The purpose of this work is to evaluate the in vitro behaviour and the capacity to induce osteoblastic differentiation of a 55S vitro-ceramic (Vc) on a population of adult rabbit mesenchymal stem-cells (MSCs).
The material was obtained using the sol-gel method. The cells were obtained from rabbit bone-marrow aspirate and seeded over the Vc, and over plastic (control). The MSCs were cultivated in two culture media; one a standard DMEM (growth medium), and the other an osteoblastic phenotype inducer, composed of DMEM complemented with dexamethasone, 脽-glycerophosphate and ascorbic acid-2-phosphate (osteogenic medium). The morphology of the cells that grew was assessed using a scanning electronic microscope. The tetrazolium salt reduction test was used for evaluating the cell growth. For cell differentiation, osteocalcin production and loss of CD90 bone surface antigen, characteristic of MSCs, were quantified.

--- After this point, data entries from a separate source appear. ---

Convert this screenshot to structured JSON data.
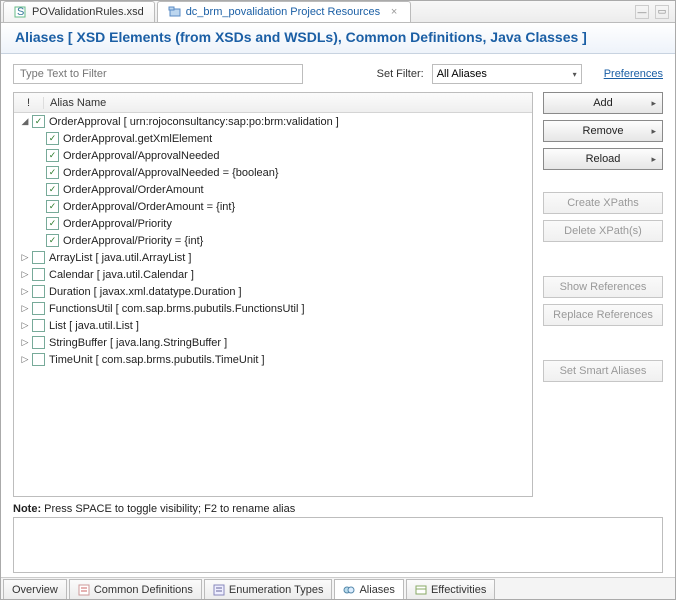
{
  "tabs": {
    "inactive_label": "POValidationRules.xsd",
    "active_label": "dc_brm_povalidation Project Resources",
    "close_glyph": "×"
  },
  "header": {
    "title": "Aliases [  XSD Elements (from XSDs and WSDLs), Common Definitions, Java Classes ]"
  },
  "filter": {
    "placeholder": "Type Text to Filter",
    "set_filter_label": "Set Filter:",
    "selected": "All Aliases",
    "preferences": "Preferences"
  },
  "columns": {
    "excl": "!",
    "name": "Alias Name"
  },
  "rows": [
    {
      "twisty": "open",
      "checked": true,
      "label": "OrderApproval [ urn:rojoconsultancy:sap:po:brm:validation ]"
    },
    {
      "twisty": "none",
      "checked": true,
      "label": "OrderApproval.getXmlElement"
    },
    {
      "twisty": "none",
      "checked": true,
      "label": "OrderApproval/ApprovalNeeded"
    },
    {
      "twisty": "none",
      "checked": true,
      "label": "OrderApproval/ApprovalNeeded = {boolean}"
    },
    {
      "twisty": "none",
      "checked": true,
      "label": "OrderApproval/OrderAmount"
    },
    {
      "twisty": "none",
      "checked": true,
      "label": "OrderApproval/OrderAmount = {int}"
    },
    {
      "twisty": "none",
      "checked": true,
      "label": "OrderApproval/Priority"
    },
    {
      "twisty": "none",
      "checked": true,
      "label": "OrderApproval/Priority = {int}"
    },
    {
      "twisty": "closed",
      "checked": false,
      "label": "ArrayList [ java.util.ArrayList ]"
    },
    {
      "twisty": "closed",
      "checked": false,
      "label": "Calendar [ java.util.Calendar ]"
    },
    {
      "twisty": "closed",
      "checked": false,
      "label": "Duration [ javax.xml.datatype.Duration ]"
    },
    {
      "twisty": "closed",
      "checked": false,
      "label": "FunctionsUtil [ com.sap.brms.pubutils.FunctionsUtil ]"
    },
    {
      "twisty": "closed",
      "checked": false,
      "label": "List [ java.util.List ]"
    },
    {
      "twisty": "closed",
      "checked": false,
      "label": "StringBuffer [ java.lang.StringBuffer ]"
    },
    {
      "twisty": "closed",
      "checked": false,
      "label": "TimeUnit [ com.sap.brms.pubutils.TimeUnit ]"
    }
  ],
  "buttons": {
    "add": "Add",
    "remove": "Remove",
    "reload": "Reload",
    "create_xpaths": "Create XPaths",
    "delete_xpaths": "Delete XPath(s)",
    "show_refs": "Show References",
    "replace_refs": "Replace References",
    "smart_aliases": "Set Smart Aliases"
  },
  "note": {
    "label": "Note:",
    "text": " Press SPACE to toggle visibility; F2 to rename alias"
  },
  "bottom_tabs": {
    "overview": "Overview",
    "common_defs": "Common Definitions",
    "enum_types": "Enumeration Types",
    "aliases": "Aliases",
    "effectivities": "Effectivities"
  }
}
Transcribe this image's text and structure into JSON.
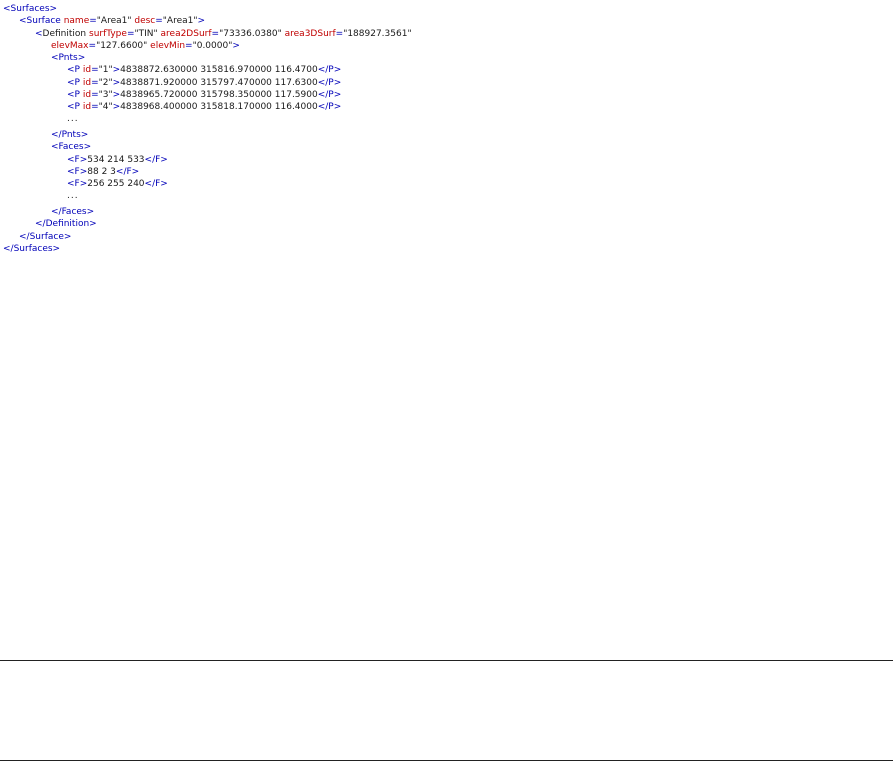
{
  "xml": {
    "lines": [
      {
        "indent": 0,
        "parts": [
          {
            "k": "tag",
            "t": "<Surfaces>"
          }
        ]
      },
      {
        "indent": 16,
        "parts": [
          {
            "k": "tag",
            "t": "<Surface "
          },
          {
            "k": "attr",
            "t": "name"
          },
          {
            "k": "tag",
            "t": "="
          },
          {
            "k": "val",
            "t": "\"Area1\" "
          },
          {
            "k": "attr",
            "t": "desc"
          },
          {
            "k": "tag",
            "t": "="
          },
          {
            "k": "val",
            "t": "\"Area1\""
          },
          {
            "k": "tag",
            "t": ">"
          }
        ]
      },
      {
        "indent": 32,
        "parts": [
          {
            "k": "tag",
            "t": "<"
          },
          {
            "k": "txt",
            "t": "Definition "
          },
          {
            "k": "attr",
            "t": "surfType"
          },
          {
            "k": "tag",
            "t": "="
          },
          {
            "k": "val",
            "t": "\"TIN\" "
          },
          {
            "k": "attr",
            "t": "area2DSurf"
          },
          {
            "k": "tag",
            "t": "="
          },
          {
            "k": "val",
            "t": "\"73336.0380\" "
          },
          {
            "k": "attr",
            "t": "area3DSurf"
          },
          {
            "k": "tag",
            "t": "="
          },
          {
            "k": "val",
            "t": "\"188927.3561\""
          }
        ]
      },
      {
        "indent": 48,
        "parts": [
          {
            "k": "attr",
            "t": "elevMax"
          },
          {
            "k": "tag",
            "t": "="
          },
          {
            "k": "val",
            "t": "\"127.6600\" "
          },
          {
            "k": "attr",
            "t": "elevMin"
          },
          {
            "k": "tag",
            "t": "="
          },
          {
            "k": "val",
            "t": "\"0.0000\""
          },
          {
            "k": "tag",
            "t": ">"
          }
        ]
      },
      {
        "indent": 48,
        "parts": [
          {
            "k": "tag",
            "t": "<Pnts>"
          }
        ]
      },
      {
        "indent": 64,
        "parts": [
          {
            "k": "tag",
            "t": "<P "
          },
          {
            "k": "attr",
            "t": "id"
          },
          {
            "k": "tag",
            "t": "="
          },
          {
            "k": "val",
            "t": "\"1\""
          },
          {
            "k": "tag",
            "t": ">"
          },
          {
            "k": "txt",
            "t": "4838872.630000 315816.970000 116.4700"
          },
          {
            "k": "tag",
            "t": "</P>"
          }
        ]
      },
      {
        "indent": 64,
        "parts": [
          {
            "k": "tag",
            "t": "<P "
          },
          {
            "k": "attr",
            "t": "id"
          },
          {
            "k": "tag",
            "t": "="
          },
          {
            "k": "val",
            "t": "\"2\""
          },
          {
            "k": "tag",
            "t": ">"
          },
          {
            "k": "txt",
            "t": "4838871.920000 315797.470000 117.6300"
          },
          {
            "k": "tag",
            "t": "</P>"
          }
        ]
      },
      {
        "indent": 64,
        "parts": [
          {
            "k": "tag",
            "t": "<P "
          },
          {
            "k": "attr",
            "t": "id"
          },
          {
            "k": "tag",
            "t": "="
          },
          {
            "k": "val",
            "t": "\"3\""
          },
          {
            "k": "tag",
            "t": ">"
          },
          {
            "k": "txt",
            "t": "4838965.720000 315798.350000 117.5900"
          },
          {
            "k": "tag",
            "t": "</P>"
          }
        ]
      },
      {
        "indent": 64,
        "parts": [
          {
            "k": "tag",
            "t": "<P "
          },
          {
            "k": "attr",
            "t": "id"
          },
          {
            "k": "tag",
            "t": "="
          },
          {
            "k": "val",
            "t": "\"4\""
          },
          {
            "k": "tag",
            "t": ">"
          },
          {
            "k": "txt",
            "t": "4838968.400000 315818.170000 116.4000"
          },
          {
            "k": "tag",
            "t": "</P>"
          }
        ]
      },
      {
        "indent": 64,
        "parts": [
          {
            "k": "ellipsis",
            "t": "..."
          }
        ]
      },
      {
        "indent": 48,
        "parts": [
          {
            "k": "tag",
            "t": "</Pnts>"
          }
        ]
      },
      {
        "indent": 48,
        "parts": [
          {
            "k": "tag",
            "t": "<Faces>"
          }
        ]
      },
      {
        "indent": 64,
        "parts": [
          {
            "k": "tag",
            "t": "<F>"
          },
          {
            "k": "txt",
            "t": "534 214 533"
          },
          {
            "k": "tag",
            "t": "</F>"
          }
        ]
      },
      {
        "indent": 64,
        "parts": [
          {
            "k": "tag",
            "t": "<F>"
          },
          {
            "k": "txt",
            "t": "88 2 3"
          },
          {
            "k": "tag",
            "t": "</F>"
          }
        ]
      },
      {
        "indent": 64,
        "parts": [
          {
            "k": "tag",
            "t": "<F>"
          },
          {
            "k": "txt",
            "t": "256 255 240"
          },
          {
            "k": "tag",
            "t": "</F>"
          }
        ]
      },
      {
        "indent": 64,
        "parts": [
          {
            "k": "ellipsis",
            "t": "..."
          }
        ]
      },
      {
        "indent": 48,
        "parts": [
          {
            "k": "tag",
            "t": "</Faces>"
          }
        ]
      },
      {
        "indent": 32,
        "parts": [
          {
            "k": "tag",
            "t": "</Definition>"
          }
        ]
      },
      {
        "indent": 16,
        "parts": [
          {
            "k": "tag",
            "t": "</Surface>"
          }
        ]
      },
      {
        "indent": 0,
        "parts": [
          {
            "k": "tag",
            "t": "</Surfaces>"
          }
        ]
      }
    ]
  },
  "colors": {
    "tag": "#0000b8",
    "attr": "#c00000",
    "text": "#1a1a1a",
    "rule": "#222222"
  }
}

During the culture time the MSCs adhered, proliferated and formed a mineralised extracellular matrix over the Vc. An osteoblastic phenotype finally being shown, producing osteocalcin and decreasing the expression of the CD90 antigen, regardless of the culture medium used.
Based on these results we can state that Vc 55S behaved like a material capable of supporting adhesion and growth of MSCs and, in turn, inducing the differentiation of the MSCs to osteoblastic cell lines, thus showing osteoconduction and osteoinduction properties.